Graduate /
PS for Columbia University Master of Science in Data Science (Part-time); once dismissed from PhD [6]
I plan to apply for the MS in DS program in Columbia University part-time. As all courses are provided in the night and my company is not far from it.
I have the following questions:
1. Do I need to clarify part-time in my essay? As they do have the same requirement bar, courses and degree for both full-time and part-time students. Do I need to address how I could manage?
2. Do I need to address how I overcome my biggest failure as I got dismissed from Economics PHD program after the first year? Or I just put what I put here: I am not ready for it hoping they won't notice it either?
3. My first-year PHD GPA is very low around 2.8 but after I transferred to Master, I got all straight A-. Should I explain this? As in my transcripts, they put PHD and master courses altogether.
to be a Data Scientist in the Health industry
I was raised up by my grandparents ever since my parents abandoned me while I was a 6-month baby. The highest education degree of my parents was my father's as a high school student who quitted in the second year. Yet I love reading and learning since kid even nobody kept telling me how wonderful the process of chasing knowledge is and how it will change my life. My grandparents raised me very conservatively, encouraging me to stay, never to travel.
The curiosity of knowledge is always the urge that helps me get where I am. After high school, despite being admitted to XX University (ranked 8 in China but 1 hour from home), instead, I chose to go as far as I could, XX University. Still a top school in China, XX is the farthest away I could get from my hometown. There I studied Economics. I don't know much about what Economics is about and my grandparents picked it for me as they thought it must be related to money. A lucky coincidence: I love economics and the view it provided for me to see the world and everyday life as an Economist. It is like a filter that you could see the world in another way and more rational and scientific.
In the 4th year, I exchanged to Sup De Co Business School in France for one year. There I studied International Business Administration and got my second bachelor's degree. It made sense so much that you learned international business administration in an international environment. After the wonderful experience in France, I decided to further pursue a higher degree. With a strong academic background in statistics and economics related courses, I got full range scholarship as an Economics PhD student in SUNY Albany. Whereas, the first year was a leap for me as I took advanced Econometrics, Microeconomics and Macroeconomics courses without taking any Intermediate courses before. But through self-learning, I passed the Macroeconomics qualification exam yet failed the Microeconomics one. I realized that I might not be ready for PhD program yet and thus transferred to Economics Mater program concentrating in Forecasting. Unlike the very theoretical setting of PhD courses, the forecasting program is full of practical use and I quickly got obsessed with using statistical models via SAS coding to solve the real-life problems. In the 2nd year, I got an average GPA of 3.71.

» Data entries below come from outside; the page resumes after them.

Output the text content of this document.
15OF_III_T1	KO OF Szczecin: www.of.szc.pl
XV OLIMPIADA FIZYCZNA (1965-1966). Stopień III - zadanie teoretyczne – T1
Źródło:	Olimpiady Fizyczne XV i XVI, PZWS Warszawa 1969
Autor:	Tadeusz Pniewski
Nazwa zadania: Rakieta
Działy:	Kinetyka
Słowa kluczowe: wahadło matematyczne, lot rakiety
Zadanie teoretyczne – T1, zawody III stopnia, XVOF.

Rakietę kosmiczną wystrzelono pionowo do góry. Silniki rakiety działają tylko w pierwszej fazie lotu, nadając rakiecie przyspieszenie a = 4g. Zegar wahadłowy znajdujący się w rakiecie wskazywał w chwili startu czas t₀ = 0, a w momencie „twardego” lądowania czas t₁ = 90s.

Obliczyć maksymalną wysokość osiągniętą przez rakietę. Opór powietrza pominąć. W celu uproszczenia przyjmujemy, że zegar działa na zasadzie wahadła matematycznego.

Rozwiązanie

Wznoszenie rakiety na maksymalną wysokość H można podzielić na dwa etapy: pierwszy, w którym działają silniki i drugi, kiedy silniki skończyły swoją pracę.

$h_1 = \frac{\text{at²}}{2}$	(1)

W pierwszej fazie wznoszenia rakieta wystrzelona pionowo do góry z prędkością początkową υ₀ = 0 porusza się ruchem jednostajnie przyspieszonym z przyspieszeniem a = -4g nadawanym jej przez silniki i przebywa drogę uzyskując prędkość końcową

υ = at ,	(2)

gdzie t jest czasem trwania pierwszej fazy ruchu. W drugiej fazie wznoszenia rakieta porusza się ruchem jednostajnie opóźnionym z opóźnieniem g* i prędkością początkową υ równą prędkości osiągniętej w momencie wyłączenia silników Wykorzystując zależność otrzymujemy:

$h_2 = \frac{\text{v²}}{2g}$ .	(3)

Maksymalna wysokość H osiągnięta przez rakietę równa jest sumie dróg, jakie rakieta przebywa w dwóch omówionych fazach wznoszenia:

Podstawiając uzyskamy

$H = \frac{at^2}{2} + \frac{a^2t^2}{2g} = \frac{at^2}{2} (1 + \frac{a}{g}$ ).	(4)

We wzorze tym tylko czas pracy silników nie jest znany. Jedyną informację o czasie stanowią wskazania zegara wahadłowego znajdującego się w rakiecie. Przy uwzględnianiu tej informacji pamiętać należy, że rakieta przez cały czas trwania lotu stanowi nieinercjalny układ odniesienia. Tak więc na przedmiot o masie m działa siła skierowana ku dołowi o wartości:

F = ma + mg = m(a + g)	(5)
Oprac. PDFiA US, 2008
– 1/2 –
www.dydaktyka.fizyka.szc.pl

During my master program, I got an Research Analyst internship opportunity in DOH. That is the first time I realize how to organize and transfer the data and interpret them in a meaningful way to help people. As a member of the core team of three, we also drafted a paper: Multicomponent Approach to Evaluating a Pre-exposure Prophylaxis (PrEP) Implementation Program in Five Agencies in New York and submitted for publication. In the paper, we used a multicomponent approach to evaluate a PrEP implementation program. The health area seems different from Economics, but the methods to establish the model, fit the data and analyze the data are common. The way to process, structure, and analyze data really interest me and I know that it would be the career I could pursue in my life.
After graduation, I got a position as Data Analyst in the Office Of Mental Health. There I got access to Medicaid Data Warehouse data. Using SQL querying and data mining, we monitor the performance of health plans while implementing the managed care transform. The database is large and for extracting meaningful information from relational databases, you need to figure out clear logic.
After OMH, I transferred to New York XXX-a health information exchange company. There as the first time, I used Machine learning to solve a fuzzy-matching problem. Using Supervised learning, I managed to find the duplicate records submitted by providers. This has been a long existing unsolved issue. It is hard to find duplicates using only name-address strings as identifiers without machine learning, let alone the data we collected are unstructured and manually input. It is the first time I know how machine learning could help my work. And I know that I should learn more about the methodology and algorithms behind it instead of just using the open source packages online. I want to be a package developer in the future.
Reduced cost analysis, cheap large data storage and digitization of health records made big data and machine learning application to health is demanding. Right now, in the public health, the traditional statistical analyses are still the main methodologies. But I know that big data and machine learning could certainly help us dig more in the torrent of health data we have. Directly after graduating, I will transfer my career path to be a Data Scientist in the Health industry. There I will learn how to transfer what I learned to meaningful application in health like analyze mental health records which are mostly qualitative data using NPL, use big data and machine learning to link health data in different sources, join the unstructured data from SNS and personal health devices, provide useful insights that allow superior healthcare services etc. From there, in the long-term, I will continue to work in the health sector as a data scientist for the booming health data market.